Prolonged gastric stasis is a frequent complication after PPPD. We demonstrated that this might at least in part be attributable to delayed recovery of phase III activity of the gastric migrating motor complex due to low concentrations of plasma motilin caused by resection of the duodenum.
Ten patients with a mean age of 54 years (range, 33-70) who underwent PPPD were studied. An assembly of manometric tubes was placed in the gastric antrum and jejunum (neoduodenum) at surgery. A gastrostomy tube was added for drainage and volume measurements of the gastric juice. After baseline recording, saline as a placebo was given intravenously on day 14 and 0.5 microg/kg of KW5139 (leucine-13 motilin) was given on days 17 and 18 every 2 hours, 6 times a day. The daily volume of gastric juice output and a gastric motility index were measured.
The mean period until the first appearance of phase III activity in the stomach was 41 +/- 2 days. The injection of saline did not change the gastric motility index (7.3 +/- 1.1 to 7.1 +/- 1.3 mmHg; p = 0.72). In contrast, motilin resulted in a significant increase in the gastric motility index (7.5 +/- 1.0 to 17.7 +/- 2.0 mmHg; p < 0.001). The saline injection produced no change in the daily gastric juice output (1175 +/- 140 to 1393 +/- 193 mL; p = 0.09). Motilin significantly decreased the gastric juice output (1387 +/- 157 to 934 +/- 142 mL; p = 0.01).

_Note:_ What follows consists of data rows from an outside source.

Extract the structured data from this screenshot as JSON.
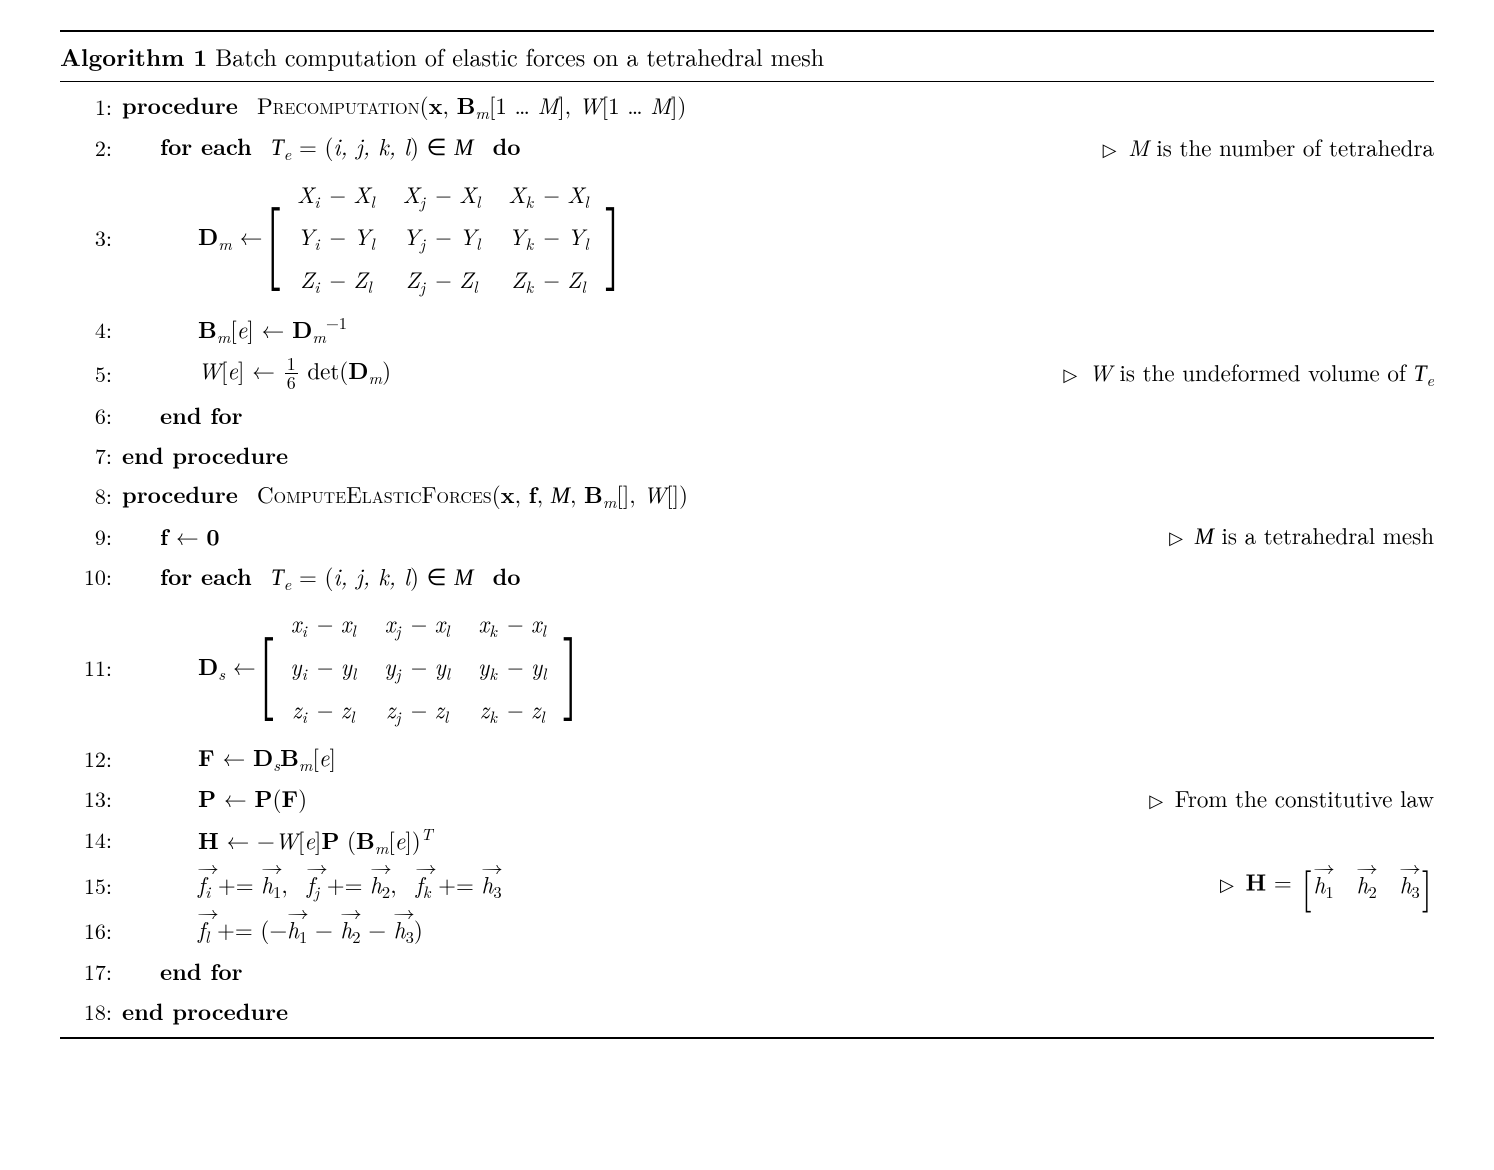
{
  "algo": {
    "number": "1",
    "title": "Batch computation of elastic forces on a tetrahedral mesh",
    "lines": [
      {
        "n": "1:",
        "indent": 0,
        "html": "<span class='b'>procedure</span>&nbsp; <span class='sc'>Precomputation</span>(<span class='b'>x</span>, <span class='b'>B</span><span class='sub'>m</span>[1 … <span class='it'>M</span>], <span class='it'>W</span>[1 … <span class='it'>M</span>])",
        "comment": ""
      },
      {
        "n": "2:",
        "indent": 1,
        "html": "<span class='b'>for each</span>&nbsp; <span class='cal'>T</span><span class='sub'>e</span> = (<span class='it'>i, j, k, l</span>) ∈ <span class='cal'>M</span>&nbsp; <span class='b'>do</span>",
        "comment": "<span class='it'>M</span> is the number of tetrahedra"
      },
      {
        "n": "3:",
        "indent": 2,
        "matrix": "Dm",
        "html": "<span class='b'>D</span><span class='sub'>m</span> ← "
      },
      {
        "n": "4:",
        "indent": 2,
        "html": "<span class='b'>B</span><span class='sub'>m</span>[<span class='it'>e</span>] ← <span class='b'>D</span><span class='sub' style='font-style:italic'>m</span><span class='sup'>−1</span>",
        "comment": ""
      },
      {
        "n": "5:",
        "indent": 2,
        "html": "<span class='it'>W</span>[<span class='it'>e</span>] ← <span class='frac'><span class='num'>1</span><span class='den'>6</span></span> det(<span class='b'>D</span><span class='sub'>m</span>)",
        "comment": "<span class='it'>W</span> is the undeformed volume of <span class='cal'>T</span><span class='sub'>e</span>"
      },
      {
        "n": "6:",
        "indent": 1,
        "html": "<span class='b'>end for</span>",
        "comment": ""
      },
      {
        "n": "7:",
        "indent": 0,
        "html": "<span class='b'>end procedure</span>",
        "comment": ""
      },
      {
        "n": "8:",
        "indent": 0,
        "html": "<span class='b'>procedure</span>&nbsp; <span class='sc'>ComputeElasticForces</span>(<span class='b'>x</span>, <span class='b'>f</span>, <span class='cal'>M</span>, <span class='b'>B</span><span class='sub'>m</span>[], <span class='it'>W</span>[])",
        "comment": ""
      },
      {
        "n": "9:",
        "indent": 1,
        "html": "<span class='b'>f</span> ← <span class='b'>0</span>",
        "comment": "<span class='cal'>M</span> is a tetrahedral mesh"
      },
      {
        "n": "10:",
        "indent": 1,
        "html": "<span class='b'>for each</span>&nbsp; <span class='cal'>T</span><span class='sub'>e</span> = (<span class='it'>i, j, k, l</span>) ∈ <span class='cal'>M</span>&nbsp; <span class='b'>do</span>",
        "comment": ""
      },
      {
        "n": "11:",
        "indent": 2,
        "matrix": "Ds",
        "html": "<span class='b'>D</span><span class='sub'>s</span> ← "
      },
      {
        "n": "12:",
        "indent": 2,
        "html": "<span class='b'>F</span> ← <span class='b'>D</span><span class='sub'>s</span><span class='b'>B</span><span class='sub'>m</span>[<span class='it'>e</span>]",
        "comment": ""
      },
      {
        "n": "13:",
        "indent": 2,
        "html": "<span class='b'>P</span> ← <span class='b'>P</span>(<span class='b'>F</span>)",
        "comment": "From the constitutive law"
      },
      {
        "n": "14:",
        "indent": 2,
        "html": "<span class='b'>H</span> ← −<span class='it'>W</span>[<span class='it'>e</span>]<span class='b'>P</span> (<span class='b'>B</span><span class='sub'>m</span>[<span class='it'>e</span>])<span class='sup it'>T</span>",
        "comment": ""
      },
      {
        "n": "15:",
        "indent": 2,
        "html": "<span class='it vec'>f</span><span class='sub'>i</span> += <span class='it vec'>h</span><span class='sub' style='font-style:normal'>1</span>,&nbsp; <span class='it vec'>f</span><span class='sub'>j</span> += <span class='it vec'>h</span><span class='sub' style='font-style:normal'>2</span>,&nbsp; <span class='it vec'>f</span><span class='sub'>k</span> += <span class='it vec'>h</span><span class='sub' style='font-style:normal'>3</span>",
        "commentHtml": "<span class='b'>H</span> = <span class='matrix'><span class='bracket-sm'>[</span><span><span class='it vec'>h</span><span class='sub' style='font-style:normal'>1</span>&nbsp;&nbsp;<span class='it vec'>h</span><span class='sub' style='font-style:normal'>2</span>&nbsp;&nbsp;<span class='it vec'>h</span><span class='sub' style='font-style:normal'>3</span></span><span class='bracket-sm'>]</span></span>"
      },
      {
        "n": "16:",
        "indent": 2,
        "html": "<span class='it vec'>f</span><span class='sub'>l</span> += (−<span class='it vec'>h</span><span class='sub' style='font-style:normal'>1</span> − <span class='it vec'>h</span><span class='sub' style='font-style:normal'>2</span> − <span class='it vec'>h</span><span class='sub' style='font-style:normal'>3</span>)",
        "comment": ""
      },
      {
        "n": "17:",
        "indent": 1,
        "html": "<span class='b'>end for</span>",
        "comment": ""
      },
      {
        "n": "18:",
        "indent": 0,
        "html": "<span class='b'>end procedure</span>",
        "comment": ""
      }
    ],
    "matrixDm": {
      "rows": [
        [
          "X<span class='sub'>i</span> − X<span class='sub'>l</span>",
          "X<span class='sub'>j</span> − X<span class='sub'>l</span>",
          "X<span class='sub'>k</span> − X<span class='sub'>l</span>"
        ],
        [
          "Y<span class='sub'>i</span> − Y<span class='sub'>l</span>",
          "Y<span class='sub'>j</span> − Y<span class='sub'>l</span>",
          "Y<span class='sub'>k</span> − Y<span class='sub'>l</span>"
        ],
        [
          "Z<span class='sub'>i</span> − Z<span class='sub'>l</span>",
          "Z<span class='sub'>j</span> − Z<span class='sub'>l</span>",
          "Z<span class='sub'>k</span> − Z<span class='sub'>l</span>"
        ]
      ]
    },
    "matrixDs": {
      "rows": [
        [
          "x<span class='sub'>i</span> − x<span class='sub'>l</span>",
          "x<span class='sub'>j</span> − x<span class='sub'>l</span>",
          "x<span class='sub'>k</span> − x<span class='sub'>l</span>"
        ],
        [
          "y<span class='sub'>i</span> − y<span class='sub'>l</span>",
          "y<span class='sub'>j</span> − y<span class='sub'>l</span>",
          "y<span class='sub'>k</span> − y<span class='sub'>l</span>"
        ],
        [
          "z<span class='sub'>i</span> − z<span class='sub'>l</span>",
          "z<span class='sub'>j</span> − z<span class='sub'>l</span>",
          "z<span class='sub'>k</span> − z<span class='sub'>l</span>"
        ]
      ]
    }
  },
  "style": {
    "bodyFontSize": 23,
    "textColor": "#000000",
    "backgroundColor": "#ffffff",
    "ruleColor": "#000000",
    "topRuleWidth": 2.5,
    "bottomRuleWidth": 2.5,
    "midRuleWidth": 1,
    "indentStepPx": 38,
    "linenoWidthPx": 52
  }
}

These data indicate that KW5139 is a safe and effective prokinetic drug for the treatment of early gastric stasis after PPPD.
验证外源性给予胃动素可改善保留幽门的胰十二指肠切除术(PPPD)后早期胃潴留这一假说。
长期胃潴留是PPPD术后常见的并发症。我们证明,这至少部分可归因于十二指肠切除导致血浆胃动素浓度降低,进而致使胃移行运动复合波Ⅲ期活动恢复延迟。
对10例行PPPD的患者进行研究,患者平均年龄54岁(范围33 - 70岁)。手术时将测压管组件置于胃窦和空肠(新十二指肠)。添加胃造瘘管用于胃液引流和容量测量。在进行基线记录后,第14天静脉注射生理盐水作为安慰剂,第17天和18天每2小时静脉注射0.5μg/kg的KW5139(亮氨酸-13胃动素),每日6次。测量每日胃液排出量和胃动力指数。
胃内首次出现Ⅲ期活动的平均时间为41±2天。注射生理盐水未改变胃动力指数(从7.3±1.1 mmHg变为7.1±1.3 mmHg;p = 0.72)。相比之下,胃动素使胃动力指数显著增加(从7.5±1.0 mmHg变为17.7±2.0 mmHg;p < 0.001)。注射生理盐水后每日胃液排出量无变化(从1175±140 mL变为1393±193 mL;p = 0.09)。胃动素显著减少了胃液排出量(从1387±157 mL变为934±142 mL;p = 0.01)。
这些数据表明,KW5139是治疗PPPD术后早期胃潴留的一种安全有效的促动力药物。